125-132. Despite Virgil's Lucanian exertions, Antaeus still needs more persuading. Dante, Virgil tells him, can do what he himself did not do: make the giant famous. Perhaps Antaeus was a better reader of classical texts than some imagine; his lip was still curled with disdain after Virgil's praise had ended. But fame is the spur;(4) Antaeus bends and grasps Virgil, in a benevolent replay of his own death scene, when Hercules held him in his hands.

In such ways Dante uses the Antaeus episode to play a literary game with his classical texts and with the figure of Virgil in his poem, forced to take on the role of understudy to the later Lucan in materia Antaei. And while all the twists and turns "make sense" with regard to the poem's essential strategy, one has the feeling that Dante's main purpose here was enjoyment.


(1) But see Georg Rabuse, "Dantes Antäus-Episode, der Höllengrund und das Somnium Scipionis," Archiv für Kulturgeschichte 43 (1961): 18-51. For other important treatments of this canto, if with less on the presence and behavior of Antaeus in it, see André Pézard, "Le chant des géants," Annales du centre universitaire méditerranéen 11 (1957-58): 195-214; Christopher Kleinhenz, "Dante's Towering Giants: Inferno XXXI," Romance Philology 27 (1974): 269-85. This note is based upon materials in my commentary to Inferno, found in the Princeton Dante Project (http://www.princeton.edu/dante), as well as in a new translation (by Robert and Jean Hollander), with my marginalia, scheduled for publication by Doubleday in December 2000.

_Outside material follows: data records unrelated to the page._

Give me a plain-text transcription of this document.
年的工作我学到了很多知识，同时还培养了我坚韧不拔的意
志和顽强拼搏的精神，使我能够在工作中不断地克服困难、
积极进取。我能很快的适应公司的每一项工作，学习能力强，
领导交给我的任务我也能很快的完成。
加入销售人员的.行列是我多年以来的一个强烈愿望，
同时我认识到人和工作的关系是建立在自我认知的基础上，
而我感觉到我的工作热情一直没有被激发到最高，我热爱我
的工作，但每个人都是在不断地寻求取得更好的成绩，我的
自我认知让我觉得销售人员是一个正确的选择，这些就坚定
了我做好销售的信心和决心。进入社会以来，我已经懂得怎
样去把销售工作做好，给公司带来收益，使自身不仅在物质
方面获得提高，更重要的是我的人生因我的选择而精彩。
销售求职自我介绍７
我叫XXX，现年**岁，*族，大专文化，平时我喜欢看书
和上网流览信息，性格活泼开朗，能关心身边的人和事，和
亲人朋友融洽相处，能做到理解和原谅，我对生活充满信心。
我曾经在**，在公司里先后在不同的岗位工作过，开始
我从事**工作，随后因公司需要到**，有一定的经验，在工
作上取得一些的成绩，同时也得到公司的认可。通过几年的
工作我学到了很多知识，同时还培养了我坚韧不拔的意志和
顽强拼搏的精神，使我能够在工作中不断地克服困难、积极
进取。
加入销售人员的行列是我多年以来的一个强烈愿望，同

(2) Pézard, p. 206, points out that Virgil takes pains not to remind Antaeus of Hercules (their duellum is also remembered at Convivio III.iii.7 and Monarchia II.vii.10, inter alia), since such recollection would disturb him. As he exclaims, "Que d'intentions cache'es en ces vers!"
(3) Giorgio Padoan, "Anteo," ED I, pp. 296-97, points out that Lucan is Dante's prime source in this scene.
(4) Rabuse, pp. 30-31, clearly sees the ironic play in this moment, since the fame that Dante grants Antaeus is not glory, but dispraise.